Plan out what you’ll do if a metric rises or falls unexpectedly. If you have no idea why you should have such a plan for a certain metric, think over whether you need to track it at all. For example, OWOX drilled down to specific roles and analysts, and found that the data looked quite different. Here, for example, we have data for Anastasiia, a senior analyst. On the left is the ideal, in the middle is the average, and on the right is her personal division: Anastasiia’s time spent on client tasks was much higher than it should’ve been, and almost no time was spent coaching new employees. That could be for multiple reasons: Anastasiia is overloaded with client tasks. In this case, they need to take some of her tasks and pass them to another analyst. Anastasiia didn’t fill out the task management system properly. If this is the case, they need to draw her attention to its importance. Anastasiia might not be a fan of her managerial role. They need to talk and figure it out. In the end, they redistributed some of Anastasiia’s tasks and discussed the bottlenecks that were eating the biggest part of her time. As a result, her workload became more balanced.

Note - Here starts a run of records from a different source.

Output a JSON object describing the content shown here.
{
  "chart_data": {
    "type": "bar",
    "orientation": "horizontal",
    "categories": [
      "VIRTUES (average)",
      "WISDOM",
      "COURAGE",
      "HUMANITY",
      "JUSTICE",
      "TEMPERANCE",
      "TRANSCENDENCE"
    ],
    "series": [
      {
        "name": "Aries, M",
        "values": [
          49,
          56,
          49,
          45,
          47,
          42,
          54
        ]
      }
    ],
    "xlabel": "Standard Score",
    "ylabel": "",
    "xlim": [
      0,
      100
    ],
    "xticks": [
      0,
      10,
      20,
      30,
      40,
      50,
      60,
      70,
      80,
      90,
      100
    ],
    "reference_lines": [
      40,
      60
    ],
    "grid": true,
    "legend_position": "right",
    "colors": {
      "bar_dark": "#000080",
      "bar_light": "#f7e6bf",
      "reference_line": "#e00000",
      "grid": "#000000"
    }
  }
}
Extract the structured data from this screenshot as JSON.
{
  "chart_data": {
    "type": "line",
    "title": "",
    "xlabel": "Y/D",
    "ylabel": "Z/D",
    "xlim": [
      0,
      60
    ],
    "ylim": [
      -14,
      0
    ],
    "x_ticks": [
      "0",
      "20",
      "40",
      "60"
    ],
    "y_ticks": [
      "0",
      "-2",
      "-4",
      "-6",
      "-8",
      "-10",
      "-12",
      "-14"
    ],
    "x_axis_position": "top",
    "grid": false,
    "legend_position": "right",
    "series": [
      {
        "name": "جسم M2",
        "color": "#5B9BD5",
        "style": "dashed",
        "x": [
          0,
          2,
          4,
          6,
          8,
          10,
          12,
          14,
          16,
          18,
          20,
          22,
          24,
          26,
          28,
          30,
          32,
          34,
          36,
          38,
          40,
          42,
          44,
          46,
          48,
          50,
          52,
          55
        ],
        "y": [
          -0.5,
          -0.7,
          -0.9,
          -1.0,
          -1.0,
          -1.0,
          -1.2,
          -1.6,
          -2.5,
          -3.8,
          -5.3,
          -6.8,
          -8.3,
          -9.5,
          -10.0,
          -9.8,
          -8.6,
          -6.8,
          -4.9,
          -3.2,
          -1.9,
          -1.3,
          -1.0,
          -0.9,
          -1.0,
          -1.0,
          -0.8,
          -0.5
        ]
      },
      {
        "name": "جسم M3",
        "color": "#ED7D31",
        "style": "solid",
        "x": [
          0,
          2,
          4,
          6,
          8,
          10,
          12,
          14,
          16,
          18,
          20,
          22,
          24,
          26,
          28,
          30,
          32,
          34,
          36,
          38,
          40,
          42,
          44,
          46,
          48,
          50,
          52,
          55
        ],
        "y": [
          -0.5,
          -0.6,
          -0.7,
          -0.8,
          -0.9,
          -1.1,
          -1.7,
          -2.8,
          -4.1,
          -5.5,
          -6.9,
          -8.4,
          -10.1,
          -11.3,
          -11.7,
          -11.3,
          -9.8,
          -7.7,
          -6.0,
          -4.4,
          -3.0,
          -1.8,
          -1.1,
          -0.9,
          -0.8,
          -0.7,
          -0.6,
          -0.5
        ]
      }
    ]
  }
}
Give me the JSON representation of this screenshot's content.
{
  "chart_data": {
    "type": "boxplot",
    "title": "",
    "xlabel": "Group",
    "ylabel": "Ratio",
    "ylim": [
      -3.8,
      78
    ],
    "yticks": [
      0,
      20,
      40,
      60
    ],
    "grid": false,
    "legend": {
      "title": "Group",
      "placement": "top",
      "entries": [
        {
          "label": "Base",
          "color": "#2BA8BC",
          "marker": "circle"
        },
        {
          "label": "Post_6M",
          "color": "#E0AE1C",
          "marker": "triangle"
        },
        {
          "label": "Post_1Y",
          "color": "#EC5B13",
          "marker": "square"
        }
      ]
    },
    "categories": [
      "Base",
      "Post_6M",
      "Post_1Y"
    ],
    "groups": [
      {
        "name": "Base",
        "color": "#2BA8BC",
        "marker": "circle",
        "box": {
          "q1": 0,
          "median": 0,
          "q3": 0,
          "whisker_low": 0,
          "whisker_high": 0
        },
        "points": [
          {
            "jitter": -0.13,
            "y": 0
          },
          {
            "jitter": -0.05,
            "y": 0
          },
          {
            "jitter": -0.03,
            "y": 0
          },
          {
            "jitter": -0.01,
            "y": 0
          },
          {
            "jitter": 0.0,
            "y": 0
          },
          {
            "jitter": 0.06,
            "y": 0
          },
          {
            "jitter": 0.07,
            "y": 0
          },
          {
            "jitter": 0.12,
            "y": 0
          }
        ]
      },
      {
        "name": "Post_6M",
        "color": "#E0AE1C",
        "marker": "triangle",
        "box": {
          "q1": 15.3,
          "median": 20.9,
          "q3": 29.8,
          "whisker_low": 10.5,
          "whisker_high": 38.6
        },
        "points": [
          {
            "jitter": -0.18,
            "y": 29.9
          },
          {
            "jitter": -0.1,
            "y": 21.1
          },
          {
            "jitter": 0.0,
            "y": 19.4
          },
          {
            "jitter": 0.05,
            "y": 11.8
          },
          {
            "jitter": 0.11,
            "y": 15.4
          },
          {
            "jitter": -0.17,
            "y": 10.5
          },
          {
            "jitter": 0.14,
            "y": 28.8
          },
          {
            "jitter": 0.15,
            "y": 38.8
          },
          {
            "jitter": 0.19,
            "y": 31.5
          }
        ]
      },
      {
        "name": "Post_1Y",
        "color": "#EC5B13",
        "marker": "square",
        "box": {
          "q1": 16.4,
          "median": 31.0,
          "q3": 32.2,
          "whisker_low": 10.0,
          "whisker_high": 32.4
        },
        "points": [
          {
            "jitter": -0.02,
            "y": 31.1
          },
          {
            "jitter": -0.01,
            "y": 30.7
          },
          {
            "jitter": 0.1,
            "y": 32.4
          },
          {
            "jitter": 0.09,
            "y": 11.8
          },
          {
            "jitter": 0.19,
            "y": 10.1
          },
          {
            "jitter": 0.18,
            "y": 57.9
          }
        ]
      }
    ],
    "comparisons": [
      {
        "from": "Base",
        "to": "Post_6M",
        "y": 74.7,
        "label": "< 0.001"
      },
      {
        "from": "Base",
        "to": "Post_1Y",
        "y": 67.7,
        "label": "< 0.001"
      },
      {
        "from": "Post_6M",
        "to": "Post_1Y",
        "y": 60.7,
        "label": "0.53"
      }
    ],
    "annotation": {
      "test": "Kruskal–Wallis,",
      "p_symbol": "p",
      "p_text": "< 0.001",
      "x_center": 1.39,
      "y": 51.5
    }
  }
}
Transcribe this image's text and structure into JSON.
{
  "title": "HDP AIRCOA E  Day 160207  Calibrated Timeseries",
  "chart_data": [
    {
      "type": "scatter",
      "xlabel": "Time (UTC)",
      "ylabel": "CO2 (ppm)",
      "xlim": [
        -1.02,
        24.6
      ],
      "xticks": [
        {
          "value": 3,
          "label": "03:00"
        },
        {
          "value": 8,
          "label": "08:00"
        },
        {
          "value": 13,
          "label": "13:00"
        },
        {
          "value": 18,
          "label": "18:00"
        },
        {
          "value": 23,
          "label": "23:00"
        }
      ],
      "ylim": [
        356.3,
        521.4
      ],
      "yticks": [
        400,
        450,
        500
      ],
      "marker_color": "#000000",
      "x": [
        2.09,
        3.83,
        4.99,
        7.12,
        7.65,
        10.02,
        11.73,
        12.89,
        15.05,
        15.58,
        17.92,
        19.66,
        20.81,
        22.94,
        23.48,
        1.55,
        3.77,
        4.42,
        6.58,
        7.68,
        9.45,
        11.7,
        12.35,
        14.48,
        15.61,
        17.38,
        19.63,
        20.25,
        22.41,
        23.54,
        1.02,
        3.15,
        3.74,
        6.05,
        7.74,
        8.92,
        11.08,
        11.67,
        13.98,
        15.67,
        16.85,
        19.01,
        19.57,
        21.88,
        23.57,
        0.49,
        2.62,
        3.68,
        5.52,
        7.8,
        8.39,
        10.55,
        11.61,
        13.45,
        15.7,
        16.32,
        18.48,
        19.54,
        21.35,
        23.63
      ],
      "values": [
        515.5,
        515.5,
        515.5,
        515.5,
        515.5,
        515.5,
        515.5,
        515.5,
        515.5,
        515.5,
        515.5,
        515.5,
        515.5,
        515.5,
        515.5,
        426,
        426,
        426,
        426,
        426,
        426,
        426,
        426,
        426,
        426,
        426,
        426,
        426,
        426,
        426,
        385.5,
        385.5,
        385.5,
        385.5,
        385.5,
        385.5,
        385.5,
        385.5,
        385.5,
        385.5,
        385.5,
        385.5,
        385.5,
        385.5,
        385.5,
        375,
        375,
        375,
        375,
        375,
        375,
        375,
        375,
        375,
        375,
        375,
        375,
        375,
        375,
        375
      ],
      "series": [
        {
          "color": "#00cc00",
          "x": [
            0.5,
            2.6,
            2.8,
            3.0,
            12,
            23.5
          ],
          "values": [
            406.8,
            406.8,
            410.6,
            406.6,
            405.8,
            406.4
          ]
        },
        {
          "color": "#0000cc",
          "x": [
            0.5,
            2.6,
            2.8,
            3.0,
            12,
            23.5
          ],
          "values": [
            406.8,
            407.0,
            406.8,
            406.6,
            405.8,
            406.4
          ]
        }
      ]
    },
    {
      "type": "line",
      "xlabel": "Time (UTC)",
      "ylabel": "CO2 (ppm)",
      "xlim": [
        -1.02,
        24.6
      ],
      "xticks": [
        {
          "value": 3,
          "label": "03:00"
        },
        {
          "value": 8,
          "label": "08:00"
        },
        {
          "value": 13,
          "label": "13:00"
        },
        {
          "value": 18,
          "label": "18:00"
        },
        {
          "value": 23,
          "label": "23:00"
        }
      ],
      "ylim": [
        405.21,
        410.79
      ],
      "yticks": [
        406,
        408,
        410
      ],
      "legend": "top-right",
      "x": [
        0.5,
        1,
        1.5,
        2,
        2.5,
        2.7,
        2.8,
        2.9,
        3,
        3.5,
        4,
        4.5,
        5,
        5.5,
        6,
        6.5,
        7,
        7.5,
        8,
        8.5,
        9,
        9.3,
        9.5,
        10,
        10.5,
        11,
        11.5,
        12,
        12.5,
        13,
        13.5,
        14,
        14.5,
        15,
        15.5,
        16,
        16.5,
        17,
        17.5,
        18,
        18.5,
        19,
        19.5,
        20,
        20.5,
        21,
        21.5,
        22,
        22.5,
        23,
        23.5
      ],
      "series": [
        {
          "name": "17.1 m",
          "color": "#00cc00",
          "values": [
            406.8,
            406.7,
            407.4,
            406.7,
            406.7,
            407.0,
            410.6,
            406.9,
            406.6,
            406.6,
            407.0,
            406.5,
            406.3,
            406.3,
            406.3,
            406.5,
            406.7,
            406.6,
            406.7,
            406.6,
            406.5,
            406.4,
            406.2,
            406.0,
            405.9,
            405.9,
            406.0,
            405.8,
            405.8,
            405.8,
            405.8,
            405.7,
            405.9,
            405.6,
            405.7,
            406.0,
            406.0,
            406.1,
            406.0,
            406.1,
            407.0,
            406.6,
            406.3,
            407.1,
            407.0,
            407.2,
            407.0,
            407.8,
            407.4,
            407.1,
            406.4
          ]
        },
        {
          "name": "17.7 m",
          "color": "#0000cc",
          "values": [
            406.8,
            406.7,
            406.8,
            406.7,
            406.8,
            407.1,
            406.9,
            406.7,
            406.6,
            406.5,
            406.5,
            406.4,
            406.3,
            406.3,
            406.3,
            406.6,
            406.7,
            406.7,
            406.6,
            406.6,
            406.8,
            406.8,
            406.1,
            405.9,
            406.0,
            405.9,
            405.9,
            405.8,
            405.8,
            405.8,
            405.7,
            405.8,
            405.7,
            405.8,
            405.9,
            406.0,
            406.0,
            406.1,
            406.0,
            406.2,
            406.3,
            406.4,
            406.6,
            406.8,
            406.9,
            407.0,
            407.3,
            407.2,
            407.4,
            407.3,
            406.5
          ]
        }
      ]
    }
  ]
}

4. Improve the task estimation process by classifying and clustering tasks, using tags in your task management system.
You can use insights from these tags as a baseline for estimating the time a specific task needs. When you have this information, it’s also useful for communication with clients and setting their expectations. Some useful task tags might be: R&D. Case Study. Metrics. Dashboards. Free, for tasks you don’t charge for. When analysts create a new task, they can use tags to flag what they’re working on. Use a dashboard that shows the minimum, maximum, and average time spent on different types of jobs, as well as their frequency.
5. Write out detailed guides on how to perform repetitive tasks to help pass along knowledge and avoid mistakes.
For example, to create a report on cohort analysis, the guide can include: Initial data. Business objectives. Limitations. Patterns. Self-checks. What to pay attention to.
6. Use a special dashboard to monitor analysts' adherence to your SLA commitments and avoid negligence.
You can use platforms like Slack to send reminders to team members when the dashboard shows that a team member is late, to respond to a commitment.
7. Analyze the efficiency of individual team members to identify where they lack skills, and instruct them to add that as a step in their personalized plan for self-improvement.
Ask analysts to give an estimated time they’ll need to complete a specific task in the task management system, and ask them to enter again how much time was actually spent after they finish the task. For example, if you see that someone on the team spends much more time than average to complete a specific task, raise the alarm and speak with this member. If you identify they lack the technical knowledge to complete the task, add this to their step-by-step guide for self-improvement.